Director: Pascal Chaumeil

Actors: Imogen Poots

Release Date: Monday 30th November -0001

Genre(s): Drama

Running time: Germany minutes

Nick Hornby has had a run of good luck when it comes to adaptations of his works, with High Fidelity, About A Boy and even Fever Pitch ranging from decent to really quite good, so chances were good that the trend would continue. A director with potential? Check. A great cast? Check. A kooky and timely plot? Check. Lots of funny jokes and poignant moments? Uhm... Not so much.

Its New Year's Eve, and Pierce Brosnan is playing a disgraced TV presenter who is on top of a very tall building in London and about to jump off. However, he finds he's not alone up there, and we promptly get introduced to Toni Collette's struggling single mother of a handicapped son, Imogen Poots' distraught and heartbroken party-girl and Aaron Paul's deep and depressed loner. They get to talking and make a pact not to kill themselves before Valentine’s Day, using each other as a support group.

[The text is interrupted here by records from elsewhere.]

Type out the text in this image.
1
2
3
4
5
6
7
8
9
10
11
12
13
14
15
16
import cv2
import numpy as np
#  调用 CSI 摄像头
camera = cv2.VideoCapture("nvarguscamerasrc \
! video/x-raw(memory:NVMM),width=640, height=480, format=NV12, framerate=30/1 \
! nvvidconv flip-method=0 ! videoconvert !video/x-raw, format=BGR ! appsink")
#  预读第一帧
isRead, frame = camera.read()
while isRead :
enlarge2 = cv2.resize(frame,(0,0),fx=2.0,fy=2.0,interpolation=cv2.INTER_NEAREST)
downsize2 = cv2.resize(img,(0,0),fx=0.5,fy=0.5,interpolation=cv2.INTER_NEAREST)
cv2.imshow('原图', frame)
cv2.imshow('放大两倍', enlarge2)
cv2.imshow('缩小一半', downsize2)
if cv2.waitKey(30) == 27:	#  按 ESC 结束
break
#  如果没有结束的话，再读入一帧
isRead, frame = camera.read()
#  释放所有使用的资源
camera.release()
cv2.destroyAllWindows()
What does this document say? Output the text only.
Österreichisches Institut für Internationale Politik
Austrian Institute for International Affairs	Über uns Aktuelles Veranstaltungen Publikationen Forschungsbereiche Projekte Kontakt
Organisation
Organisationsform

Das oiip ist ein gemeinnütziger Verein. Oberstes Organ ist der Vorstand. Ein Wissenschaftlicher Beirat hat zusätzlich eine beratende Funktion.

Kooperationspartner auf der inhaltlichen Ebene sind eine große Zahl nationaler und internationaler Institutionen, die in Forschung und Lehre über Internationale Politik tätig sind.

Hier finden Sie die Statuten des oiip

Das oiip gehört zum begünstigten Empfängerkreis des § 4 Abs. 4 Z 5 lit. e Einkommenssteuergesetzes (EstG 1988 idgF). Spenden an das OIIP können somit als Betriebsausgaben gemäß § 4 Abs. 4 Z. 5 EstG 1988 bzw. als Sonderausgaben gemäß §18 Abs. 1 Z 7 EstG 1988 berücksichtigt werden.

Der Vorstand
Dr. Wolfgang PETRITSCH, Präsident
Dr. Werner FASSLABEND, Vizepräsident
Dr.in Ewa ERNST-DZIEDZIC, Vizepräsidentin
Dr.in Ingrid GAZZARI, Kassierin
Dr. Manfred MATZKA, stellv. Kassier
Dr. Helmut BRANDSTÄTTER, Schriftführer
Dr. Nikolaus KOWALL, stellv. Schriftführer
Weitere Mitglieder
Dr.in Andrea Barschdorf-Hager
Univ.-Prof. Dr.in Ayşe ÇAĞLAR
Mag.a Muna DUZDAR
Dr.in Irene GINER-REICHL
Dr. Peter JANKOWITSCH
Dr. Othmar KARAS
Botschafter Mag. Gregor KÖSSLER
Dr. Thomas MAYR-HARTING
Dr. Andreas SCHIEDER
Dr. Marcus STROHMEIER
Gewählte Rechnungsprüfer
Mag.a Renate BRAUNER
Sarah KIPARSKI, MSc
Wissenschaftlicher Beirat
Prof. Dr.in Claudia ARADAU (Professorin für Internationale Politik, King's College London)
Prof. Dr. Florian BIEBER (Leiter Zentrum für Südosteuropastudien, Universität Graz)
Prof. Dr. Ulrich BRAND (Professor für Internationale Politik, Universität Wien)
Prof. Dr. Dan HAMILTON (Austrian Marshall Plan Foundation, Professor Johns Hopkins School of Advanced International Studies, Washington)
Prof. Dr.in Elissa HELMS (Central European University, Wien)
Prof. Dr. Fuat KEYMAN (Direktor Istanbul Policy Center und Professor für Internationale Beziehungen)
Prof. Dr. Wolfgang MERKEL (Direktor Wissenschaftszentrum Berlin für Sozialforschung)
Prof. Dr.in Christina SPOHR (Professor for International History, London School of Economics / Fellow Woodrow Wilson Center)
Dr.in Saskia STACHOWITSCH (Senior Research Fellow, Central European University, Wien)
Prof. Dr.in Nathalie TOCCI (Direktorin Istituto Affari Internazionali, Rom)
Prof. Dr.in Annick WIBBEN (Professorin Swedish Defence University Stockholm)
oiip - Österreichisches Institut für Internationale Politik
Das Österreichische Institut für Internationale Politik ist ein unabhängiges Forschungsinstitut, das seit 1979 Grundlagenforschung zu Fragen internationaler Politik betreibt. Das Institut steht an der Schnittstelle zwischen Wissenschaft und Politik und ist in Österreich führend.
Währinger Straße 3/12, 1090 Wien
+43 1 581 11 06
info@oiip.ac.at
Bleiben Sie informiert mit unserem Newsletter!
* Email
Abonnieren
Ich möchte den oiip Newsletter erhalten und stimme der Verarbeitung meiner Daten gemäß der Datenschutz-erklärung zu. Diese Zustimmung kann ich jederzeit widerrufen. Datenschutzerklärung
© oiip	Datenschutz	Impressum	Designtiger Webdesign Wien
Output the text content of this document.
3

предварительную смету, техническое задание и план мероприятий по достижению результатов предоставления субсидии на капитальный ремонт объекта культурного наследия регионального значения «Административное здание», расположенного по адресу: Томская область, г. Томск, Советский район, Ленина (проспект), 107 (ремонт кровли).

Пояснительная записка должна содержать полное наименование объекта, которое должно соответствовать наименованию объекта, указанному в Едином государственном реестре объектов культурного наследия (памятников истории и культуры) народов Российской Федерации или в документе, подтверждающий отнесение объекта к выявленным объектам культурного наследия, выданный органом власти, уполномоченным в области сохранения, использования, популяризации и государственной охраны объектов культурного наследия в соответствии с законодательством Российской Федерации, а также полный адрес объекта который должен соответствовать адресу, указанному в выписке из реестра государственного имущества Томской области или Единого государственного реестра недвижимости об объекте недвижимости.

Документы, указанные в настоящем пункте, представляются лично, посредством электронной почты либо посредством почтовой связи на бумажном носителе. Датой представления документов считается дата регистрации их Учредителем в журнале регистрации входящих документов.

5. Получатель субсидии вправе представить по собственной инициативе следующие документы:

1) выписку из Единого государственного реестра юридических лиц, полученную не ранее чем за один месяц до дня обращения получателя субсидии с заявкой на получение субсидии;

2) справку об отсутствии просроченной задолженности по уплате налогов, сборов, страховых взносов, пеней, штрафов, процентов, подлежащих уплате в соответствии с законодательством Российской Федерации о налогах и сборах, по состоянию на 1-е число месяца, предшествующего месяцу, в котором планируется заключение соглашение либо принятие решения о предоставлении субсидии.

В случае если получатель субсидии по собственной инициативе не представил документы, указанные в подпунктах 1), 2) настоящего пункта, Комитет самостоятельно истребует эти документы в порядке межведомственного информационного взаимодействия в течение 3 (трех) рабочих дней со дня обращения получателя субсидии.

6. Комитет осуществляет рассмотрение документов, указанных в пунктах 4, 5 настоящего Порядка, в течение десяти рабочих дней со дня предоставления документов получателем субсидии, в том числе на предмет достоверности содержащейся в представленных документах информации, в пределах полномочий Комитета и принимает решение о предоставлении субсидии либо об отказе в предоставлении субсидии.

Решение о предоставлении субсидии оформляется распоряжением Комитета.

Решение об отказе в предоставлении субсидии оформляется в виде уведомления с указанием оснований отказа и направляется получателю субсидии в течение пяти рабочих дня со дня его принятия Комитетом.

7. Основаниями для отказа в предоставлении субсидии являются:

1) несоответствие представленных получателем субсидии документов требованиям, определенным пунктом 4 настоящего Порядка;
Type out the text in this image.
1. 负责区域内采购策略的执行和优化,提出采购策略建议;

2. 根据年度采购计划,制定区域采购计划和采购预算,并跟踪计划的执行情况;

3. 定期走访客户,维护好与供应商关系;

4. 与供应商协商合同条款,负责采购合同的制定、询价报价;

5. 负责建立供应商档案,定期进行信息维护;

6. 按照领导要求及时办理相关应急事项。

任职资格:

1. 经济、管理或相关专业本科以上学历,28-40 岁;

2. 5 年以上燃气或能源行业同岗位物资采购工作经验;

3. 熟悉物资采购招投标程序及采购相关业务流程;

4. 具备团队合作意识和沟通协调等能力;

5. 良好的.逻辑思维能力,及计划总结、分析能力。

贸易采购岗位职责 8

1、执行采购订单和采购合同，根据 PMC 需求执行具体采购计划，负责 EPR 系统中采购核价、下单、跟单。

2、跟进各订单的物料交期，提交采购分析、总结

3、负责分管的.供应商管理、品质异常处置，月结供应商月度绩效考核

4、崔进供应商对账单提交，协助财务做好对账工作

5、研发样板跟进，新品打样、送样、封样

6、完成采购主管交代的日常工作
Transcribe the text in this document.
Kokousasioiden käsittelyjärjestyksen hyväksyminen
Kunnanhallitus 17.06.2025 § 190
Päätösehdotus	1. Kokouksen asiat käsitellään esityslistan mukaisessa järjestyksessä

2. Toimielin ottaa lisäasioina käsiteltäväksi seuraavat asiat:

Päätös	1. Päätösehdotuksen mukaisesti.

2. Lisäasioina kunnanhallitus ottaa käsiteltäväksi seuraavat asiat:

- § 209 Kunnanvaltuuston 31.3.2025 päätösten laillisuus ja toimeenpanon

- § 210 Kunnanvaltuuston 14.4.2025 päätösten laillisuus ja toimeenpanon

Making a comedy about suicide was always going to be a tricky balancing act, and while Hornby may have managed to stick his landing (so to speak) in the novel, the same can't be said for the adapted screenplay. Veering madly between inappropriate, almost slap-stick comedy, then to scenes of overwrought emotions, with barely a pause for breath in between, there is no sense of even tone, no real sense of rhythm to proceedings. This bit is funny, you should laugh now, this bit is sad, you should cry now, but without the leg-work of actually making us care about the characters we're laughing or crying with.

Thankfully the cast do more than their fair share, with all four leads doing their best, with some solid support from Rosamund Pike as Brosnan's former TV co-anchor, and Sam Neill as Poots' politician father. But they do their best work whenever the film takes a second to stop mugging around and have a legitimate moment of real-ness, which are too few and too far between.

By far the worst Hornby adaptation, and between this and Need For Speed, Aaron Paul really needs to have a better quality detector before he just becomes known as 'that guy who acted with Bryan Cranston'.